Prabhudas Lilladher's research report on TVS Motor Company
We change our FY25/FY26E EPS estimates by 1%/6% to incorporate improvement in margins, as impact from higher EV mix will get offset by PLI and scale benefits. TVS Motor’s (TVSL) 2QFY24 performance was largely inline with inventorisation and cost control helping offset impact from poor mix (EV volumes +49% QoQ). The company sharply ramped-up its EV volumes besides gained market share and now plans to launch multiple products in domestic market and also export EVs globally. Urban demand was strong for the industry which should continue, while rural demand is expected to recover.
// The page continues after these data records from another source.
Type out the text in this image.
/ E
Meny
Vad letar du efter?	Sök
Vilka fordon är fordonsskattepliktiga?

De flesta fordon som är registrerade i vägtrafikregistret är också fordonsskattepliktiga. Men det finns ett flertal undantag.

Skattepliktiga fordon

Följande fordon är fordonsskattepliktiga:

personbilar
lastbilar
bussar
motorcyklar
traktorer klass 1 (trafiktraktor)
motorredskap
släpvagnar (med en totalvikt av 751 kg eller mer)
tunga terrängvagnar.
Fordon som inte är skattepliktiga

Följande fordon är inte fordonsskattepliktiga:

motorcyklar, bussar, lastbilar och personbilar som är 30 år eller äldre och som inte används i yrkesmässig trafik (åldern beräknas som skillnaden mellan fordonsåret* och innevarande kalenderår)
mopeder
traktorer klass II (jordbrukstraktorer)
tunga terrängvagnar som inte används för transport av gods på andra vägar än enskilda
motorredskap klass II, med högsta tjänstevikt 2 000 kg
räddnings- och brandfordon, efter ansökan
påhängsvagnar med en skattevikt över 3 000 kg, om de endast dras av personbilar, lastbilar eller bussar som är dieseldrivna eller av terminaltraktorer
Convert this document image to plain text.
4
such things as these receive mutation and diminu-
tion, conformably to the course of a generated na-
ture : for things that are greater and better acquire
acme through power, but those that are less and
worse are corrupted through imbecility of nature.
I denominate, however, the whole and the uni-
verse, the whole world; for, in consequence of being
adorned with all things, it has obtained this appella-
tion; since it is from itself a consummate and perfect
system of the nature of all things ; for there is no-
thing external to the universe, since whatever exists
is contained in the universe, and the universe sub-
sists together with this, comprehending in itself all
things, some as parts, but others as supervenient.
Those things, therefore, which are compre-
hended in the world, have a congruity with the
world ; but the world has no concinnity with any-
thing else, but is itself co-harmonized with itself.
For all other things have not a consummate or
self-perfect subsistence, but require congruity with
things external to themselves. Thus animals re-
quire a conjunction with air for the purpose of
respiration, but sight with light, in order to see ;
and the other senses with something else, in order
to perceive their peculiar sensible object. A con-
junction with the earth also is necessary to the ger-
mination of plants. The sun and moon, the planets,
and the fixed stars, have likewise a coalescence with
EBITDA margins benefited from inventorisation and expanded c50bp QoQ to 11%, despite higher share of EVs. We expect margins to remain below current levels in 2HFY24E as inventorisation benefit reverses and company continues investing in advertising.
Outlook
We believe TVS is well placed to outperform the industry given (1) good tractions for new product launches in ICE & EV segments (2) higher focus on exports & premiumisation and (3) margin improvement helped by cost control, (4) operating leverage, (5) benign input prices and (6) PLI benefits to likely offset impact from higher EV mix. Retain ‘ACCUMULATE’ with TP of Rs1,650 (earlier TP at Rs. 1,560) at 27x Sep-25E EPS incl. Rs66 for TVS credit (earlier Rs. 35).